Is Mobile Phoning It In?

The IAB's Anna Bager on the challenges facing the still-nascent advertising medium

Anna Bager

Anna Bager is vp and gm for the Interactive Advertising Bureau’s Mobile Marketing Center of Excellence. In that role, she tackles fundamental tasks like developing core metrics and standard ad units for the fledgling medium. She recently sat down with Adweek to talk about the state of mobile marketing.

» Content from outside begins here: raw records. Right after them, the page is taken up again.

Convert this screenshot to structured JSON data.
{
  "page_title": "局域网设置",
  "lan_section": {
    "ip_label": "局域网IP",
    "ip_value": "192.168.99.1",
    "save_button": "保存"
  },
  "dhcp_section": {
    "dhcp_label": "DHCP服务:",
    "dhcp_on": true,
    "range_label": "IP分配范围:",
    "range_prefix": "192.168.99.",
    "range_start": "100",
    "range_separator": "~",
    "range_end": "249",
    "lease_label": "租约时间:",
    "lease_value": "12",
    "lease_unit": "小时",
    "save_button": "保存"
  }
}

Obviously, mobile is growing like crazy. Yet there almost seems to be a frustration in the industry that things aren’t better. Why?
I think you’re right. There’s a little bit of frustration. It’s funny. For years, everybody was saying, “Mobile is never going to work.” Now you hear, “Why is it not working?” We’re certainly doing our best, working on measurement, inspiration, doing some of the heavy lifting on ad ops. And publishers are really doing their best to make this happen.

But you hear some publishers and advertisers complain that mobile is repeating many of the mistakes made in the display ad world.
For publishers, right now, it’s heaven and hell. Mobile is cannibalizing their Web traffic. They’re not making money right now. But this is what happens in this stage of a medium’s life. If you look at historical trends, the display market unfolded much in the same way as mobile. Early on, ad networks ruled. Then exchanges. But I want to make the point that mobile is not like display advertising. It’s part of a value chain. It’s not a device; it’s a behavior. So when you hear about the problems publishers are having with capacity and CPMs, there’s actually an undersupply. The reason you don’t get paid a lot is, we’re not doing it right. You’re not seeing it as a brand-building tool that it could be if we’ve only been focusing on promotion. With mobile, you can own the customer.

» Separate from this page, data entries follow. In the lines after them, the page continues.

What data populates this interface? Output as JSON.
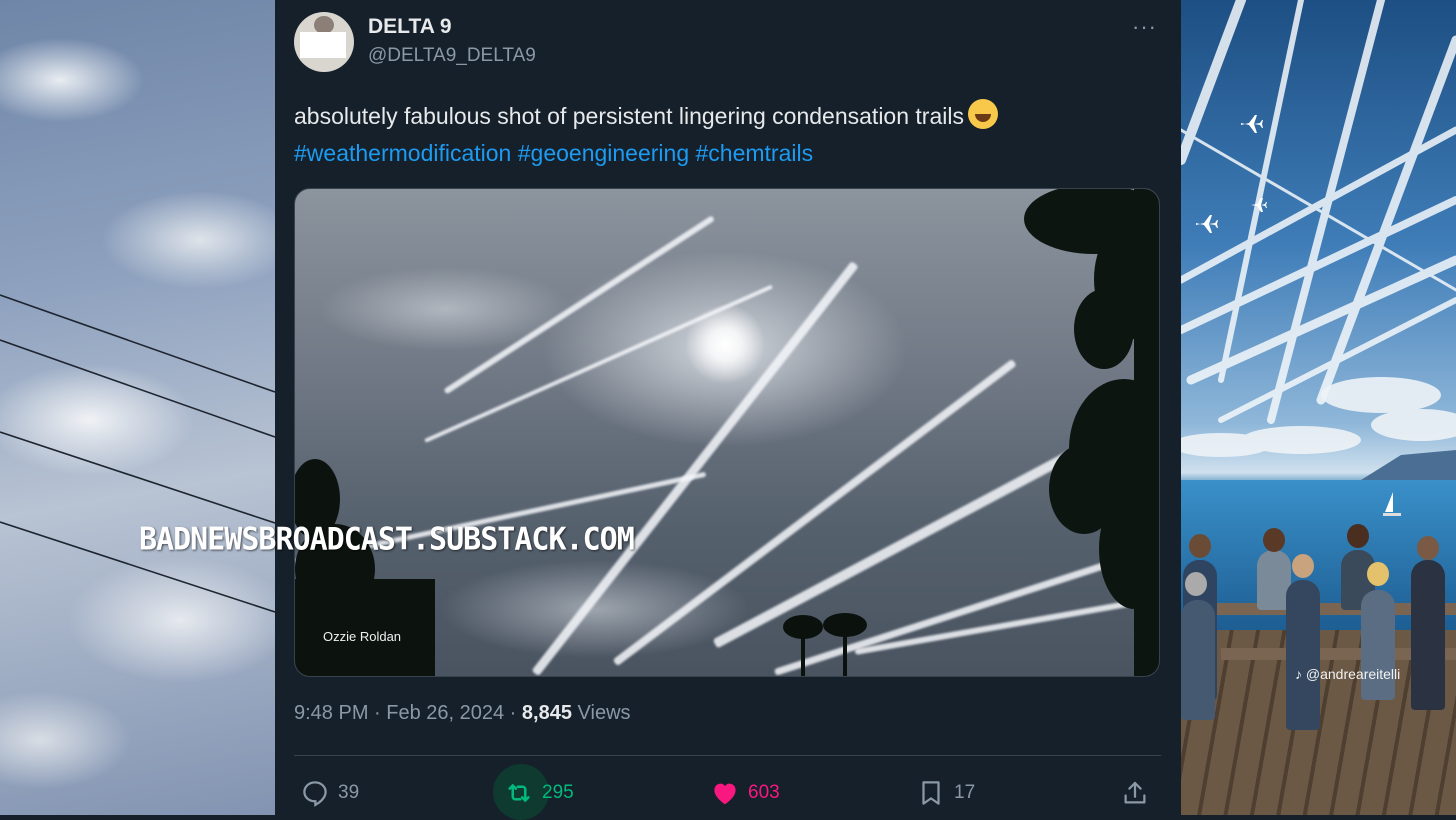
{
  "tweet": {
    "author_name": "DELTA 9",
    "author_handle": "@DELTA9_DELTA9",
    "text": "absolutely fabulous shot of persistent lingering condensation trails",
    "emoji_name": "rolling-on-floor-laughing-emoji",
    "hashtags": "#weathermodification #geoengineering #chemtrails",
    "photo_credit": "Ozzie Roldan",
    "time": "9:48 PM · Feb 26, 2024 · ",
    "views_count": "8,845",
    "views_label": " Views",
    "more_label": "···"
  },
  "actions": {
    "replies": "39",
    "retweets": "295",
    "likes": "603",
    "bookmarks": "17"
  },
  "overlay": {
    "watermark": "BADNEWSBROADCAST.SUBSTACK.COM",
    "right_credit": "♪ @andreareitelli"
  },
  "colors": {
    "background": "#15202b",
    "text": "#e7e9ea",
    "muted": "#8b98a5",
    "link": "#1d9bf0",
    "retweet": "#00ba7c",
    "like": "#f91880"
  }
}
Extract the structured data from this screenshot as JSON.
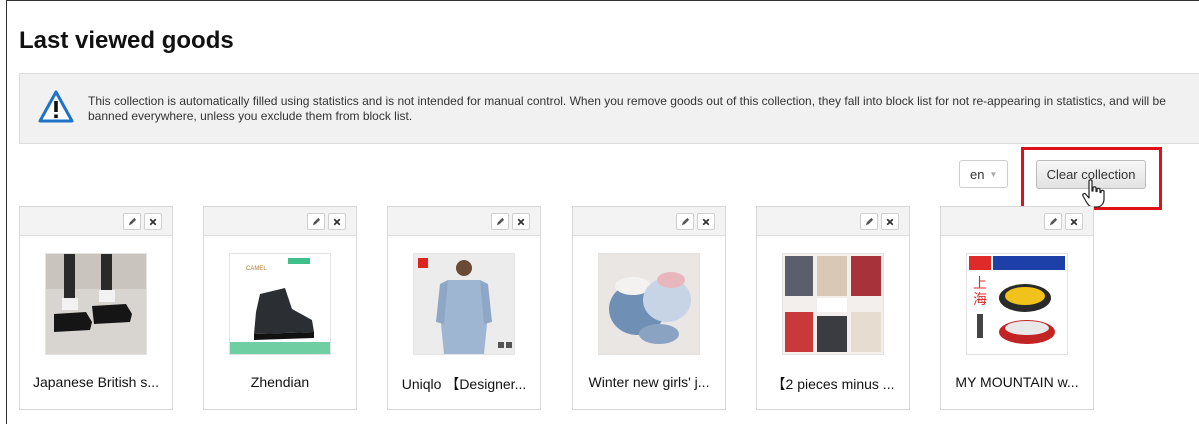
{
  "page": {
    "title": "Last viewed goods"
  },
  "notice": {
    "icon": "warning-icon",
    "text": "This collection is automatically filled using statistics and is not intended for manual control. When you remove goods out of this collection, they fall into block list for not re-appearing in statistics, and will be banned everywhere, unless you exclude them from block list."
  },
  "toolbar": {
    "language": "en",
    "clear_label": "Clear collection"
  },
  "accent_colors": {
    "highlight": "#e0101a",
    "warning": "#1e73c8"
  },
  "items": [
    {
      "caption": "Japanese British s...",
      "icon": "shoes-photo"
    },
    {
      "caption": "Zhendian",
      "icon": "boot-photo"
    },
    {
      "caption": "Uniqlo 【Designer...",
      "icon": "shirt-photo"
    },
    {
      "caption": "Winter new girls' j...",
      "icon": "jacket-photo"
    },
    {
      "caption": "【2 pieces minus ...",
      "icon": "clothing-collage-photo"
    },
    {
      "caption": "MY MOUNTAIN w...",
      "icon": "balance-pad-photo"
    }
  ]
}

Can you give us some specific examples of how mobile can be used outside of just ads on mobile Web pages?
I was sitting there watching the Super Bowl, and in all these ads, there was not a single call to action using mobile. It’s not enough to use a hashtag. We want something more. Another example: Everybody now has a smartphone. When you sell someone a car, you could enable a buyer to get special services, products, via an app or Web interface that controls their car and is exclusive to that model.

Are we too hung up on the idea of a mobile wallet?
I come from the telecom industry. All of my ex-colleagues and competitors are focused on that. The transaction is what you want to own. Device makers, publishers, carriers, credit card companies, they all want it. It may take much longer than we want to get a standard.

Could you see mobile video emerging as the best ad format for this medium? Or native advertising?
Video is fantastic, but it does also have problems. Things like capacity in networks. There’s also people’s expectations in certain content [that doesn’t always lend itself to video]. Native ads are probably perfect for this medium. But it’s very hard to make money on them because it doesn’t scale.

People seemed very enthusiastic about ads on tablets. Where are we now?
Things are shaping up great. That’s really probably the future. Tablets are becoming the screen we use for everything, a bigger part of our media experience as a whole. These are the kinds of things we need to think about. Tablets are mobile but are also different entertainment devices.